Özellikle Sparta’da hakim ve yaygın olan bu tavır sonucu, helot
adı verilen eski Aka köylüleri, Yunan toplumunun “köleler
sınıfının” esasını oluşturdular. Mal ve mülk miktarını
çeşitli gerekçeler ve uygulamalarla aşırı derecede arttırmış
olan kesim ise “Aristokrat sınıfını” teşkil ettiler.
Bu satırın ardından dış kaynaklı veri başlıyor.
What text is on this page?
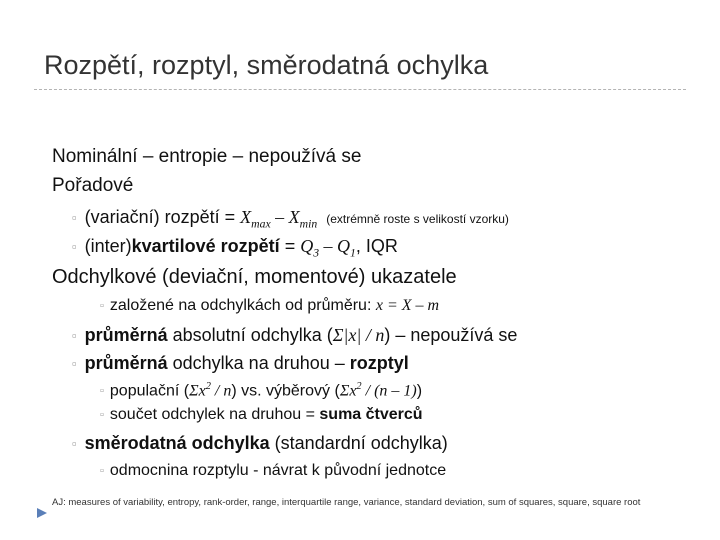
Rozpětí, rozptyl, směrodatná ochylka
Nominální – entropie – nepoužívá se
Pořadové
▫ (variační) rozpětí = $X_{max} - X_{min}$ (extrémně roste s velikostí vzorku)
▫ (inter)kvartilové rozpětí = $Q_3 - Q_1$, IQR
Odchylkové (deviační, momentové) ukazatele
▫ založené na odchylkách od průměru: x = X – m
▫ průměrná absolutní odchylka (Σ|x| / n) – nepoužívá se
▫ průměrná odchylka na druhou – rozptyl
▫ populační $(\Sigma x^2 / n)$ vs. výběrový $(\Sigma x^2 / (n - 1))$
▫ součet odchylek na druhou = suma čtverců
▫ směrodatná odchylka (standardní odchylka)
▫ odmocnina rozptylu - návrat k původní jednotce
AJ: measures of variability, entropy, rank-order, range, interquartile range, variance, standard deviation, sum of squares, square, square root
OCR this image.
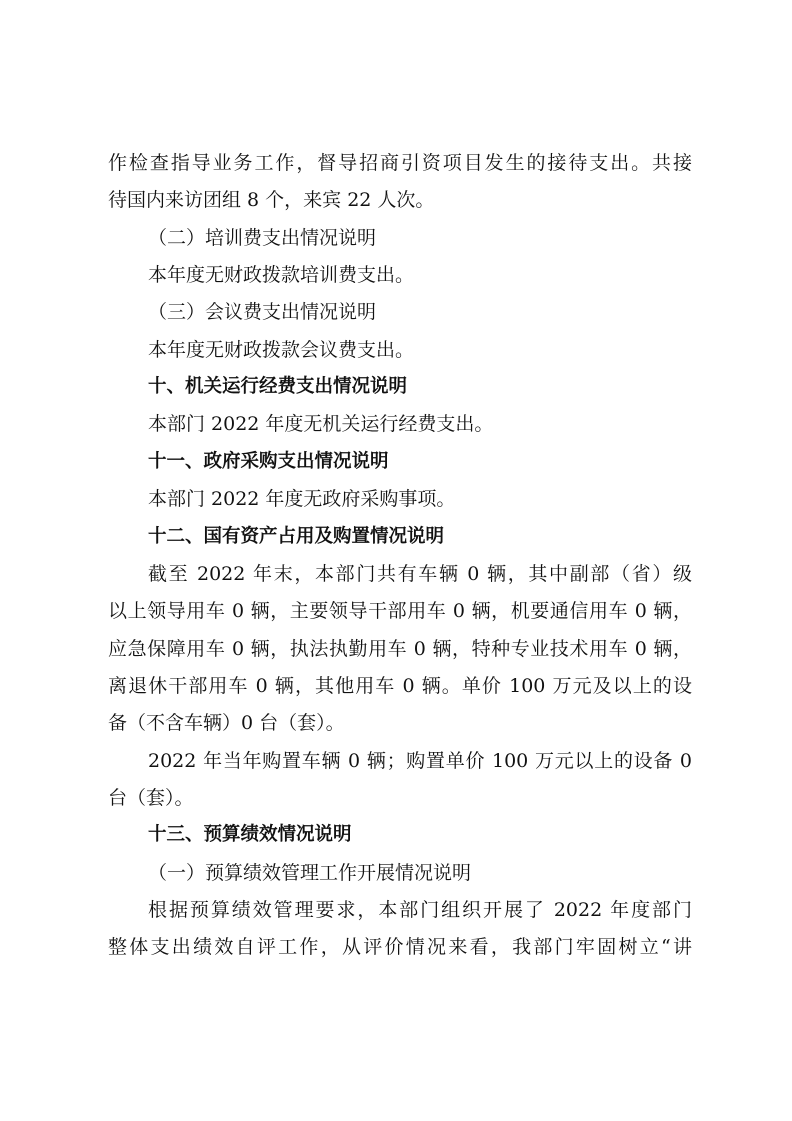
作检查指导业务工作，督导招商引资项目发生的接待支出。共接
待国内来访团组 8 个，来宾 22 人次。
（二）培训费支出情况说明
本年度无财政拨款培训费支出。
（三）会议费支出情况说明
本年度无财政拨款会议费支出。
十、机关运行经费支出情况说明
本部门 2022 年度无机关运行经费支出。
十一、政府采购支出情况说明
本部门 2022 年度无政府采购事项。
十二、国有资产占用及购置情况说明
截至 2022 年末，本部门共有车辆 0 辆，其中副部（省）级
以上领导用车 0 辆，主要领导干部用车 0 辆，机要通信用车 0 辆，
应急保障用车 0 辆，执法执勤用车 0 辆，特种专业技术用车 0 辆，
离退休干部用车 0 辆，其他用车 0 辆。单价 100 万元及以上的设
备（不含车辆）0 台（套）。
2022 年当年购置车辆 0 辆；购置单价 100 万元以上的设备 0
台（套）。
十三、预算绩效情况说明
（一）预算绩效管理工作开展情况说明
根据预算绩效管理要求，本部门组织开展了 2022 年度部门
整体支出绩效自评工作，从评价情况来看，我部门牢固树立“讲
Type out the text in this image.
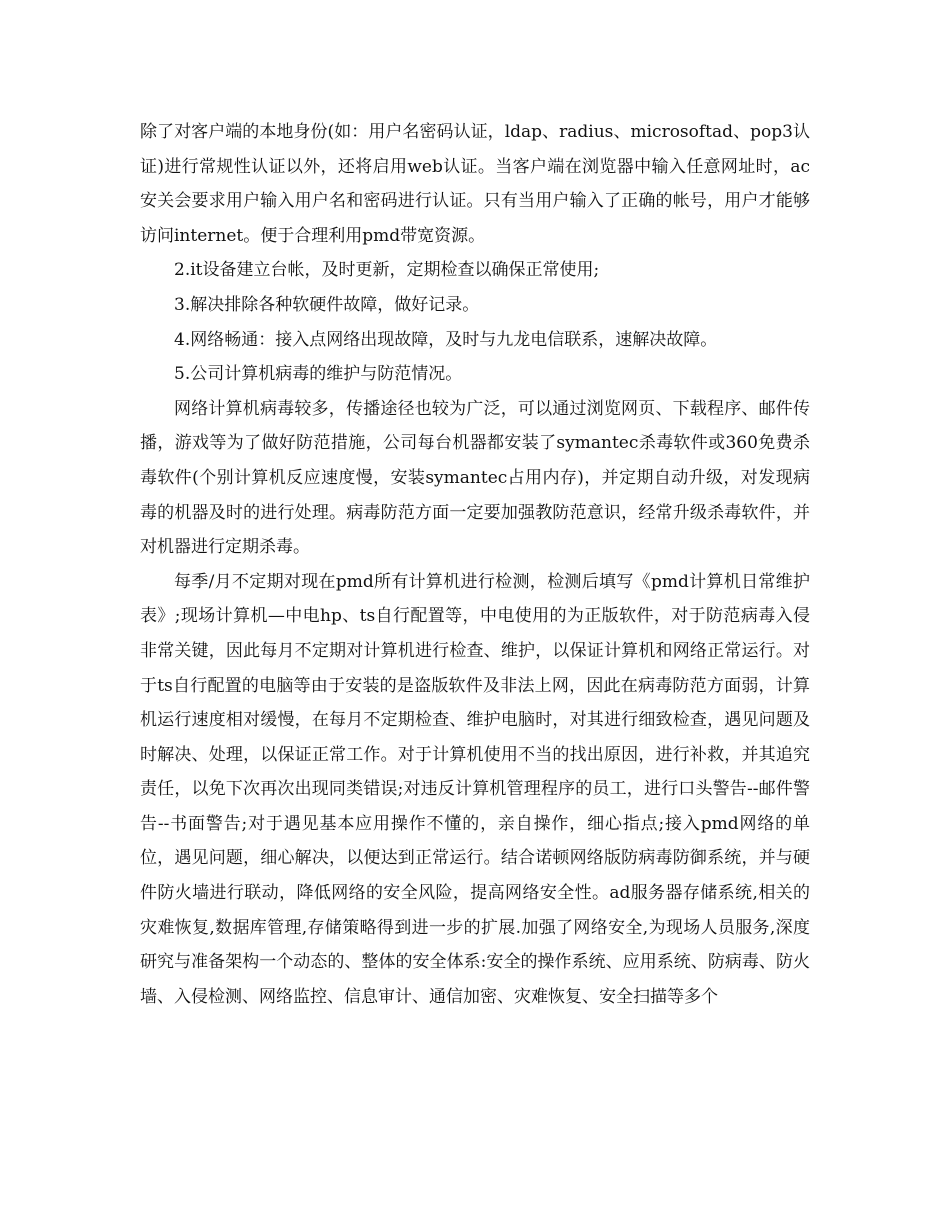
除了对客户端的本地身份(如：用户名密码认证，ldap、radius、microsoftad、pop3认证)进行常规性认证以外，还将启用web认证。当客户端在浏览器中输入任意网址时，ac安关会要求用户输入用户名和密码进行认证。只有当用户输入了正确的帐号，用户才能够访问internet。便于合理利用pmd带宽资源。

2.it设备建立台帐，及时更新，定期检查以确保正常使用;

3.解决排除各种软硬件故障，做好记录。

4.网络畅通：接入点网络出现故障，及时与九龙电信联系，速解决故障。

5.公司计算机病毒的维护与防范情况。

网络计算机病毒较多，传播途径也较为广泛，可以通过浏览网页、下载程序、邮件传播，游戏等为了做好防范措施，公司每台机器都安装了symantec杀毒软件或360免费杀毒软件(个别计算机反应速度慢，安装symantec占用内存)，并定期自动升级，对发现病毒的机器及时的进行处理。病毒防范方面一定要加强教防范意识，经常升级杀毒软件，并对机器进行定期杀毒。

每季/月不定期对现在pmd所有计算机进行检测，检测后填写《pmd计算机日常维护表》;现场计算机—中电hp、ts自行配置等，中电使用的为正版软件，对于防范病毒入侵非常关键，因此每月不定期对计算机进行检查、维护，以保证计算机和网络正常运行。对于ts自行配置的电脑等由于安装的是盗版软件及非法上网，因此在病毒防范方面弱，计算机运行速度相对缓慢，在每月不定期检查、维护电脑时，对其进行细致检查，遇见问题及时解决、处理，以保证正常工作。对于计算机使用不当的找出原因，进行补救，并其追究责任，以免下次再次出现同类错误;对违反计算机管理程序的员工，进行口头警告--邮件警告--书面警告;对于遇见基本应用操作不懂的，亲自操作，细心指点;接入pmd网络的单位，遇见问题，细心解决，以便达到正常运行。结合诺顿网络版防病毒防御系统，并与硬件防火墙进行联动，降低网络的安全风险，提高网络安全性。ad服务器存储系统,相关的灾难恢复,数据库管理,存储策略得到进一步的扩展.加强了网络安全,为现场人员服务,深度研究与准备架构一个动态的、整体的安全体系:安全的操作系统、应用系统、防病毒、防火墙、入侵检测、网络监控、信息审计、通信加密、灾难恢复、安全扫描等多个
Eski
Yunan toplumunun üçüncü sınıfı ise aristokratların himaye ve
insafına sığınmış olan, arazilerini ve mallarını çeşitli
nedenlerle yitirmiş Dor kökenli yurttaşlardı.
Dor
polislerinden, Yunan yarımadasında ve çevresindeki adalarda
kurulmuş olanlar ile İyonya’da kurulanlar mukayese edildiğinde,
Batı Anadolu’daki kent devletlerinin çok daha gelişmiş, düzenli
ve güçlü oldukları görülür. İyonya’daki bu şehir
devletleri, çevrelerindeki diğer polislerle oldukça ileri
düzeylerde ilişkiler içinde bulunmaktaydılar. Yunan
yarımadasındaki kent devletleri ise hem çok daha sonraları
kurulabilmiş, hem de uzun süre, içlerine kapalı küçük kabile
yerleşimlerinden ibaret kalmışlardı.
Zaten polis (veya
ptolis) kelimesiyle ilgili etimolojik araştırmalar, bu kelimenin
gerçekte Yunanca olmayıp, Anadolu kökenli olduğuna işaret
etmektedir. Dor istilâsından çok daha önceleri Anadolu kıyılarına
yerleşmiş olan Akalar, buralarda Hitit ve diğer Anadolu
uygarlıklarına ait gelişmiş, düzenli ve zengin şehirleri görme
ve onlarda ortak olan kimi uygulamaları aynen alıp, benimseme ve
geliştirme imkânı bulabilmişlerdi. Akalar, bu şehirlerden ele
geçirebildiklerinin çevresindeki toprakları da kısmen işgal
ederek, bir tür kolonizasyon faaliyeti çerçevesinde, “polis”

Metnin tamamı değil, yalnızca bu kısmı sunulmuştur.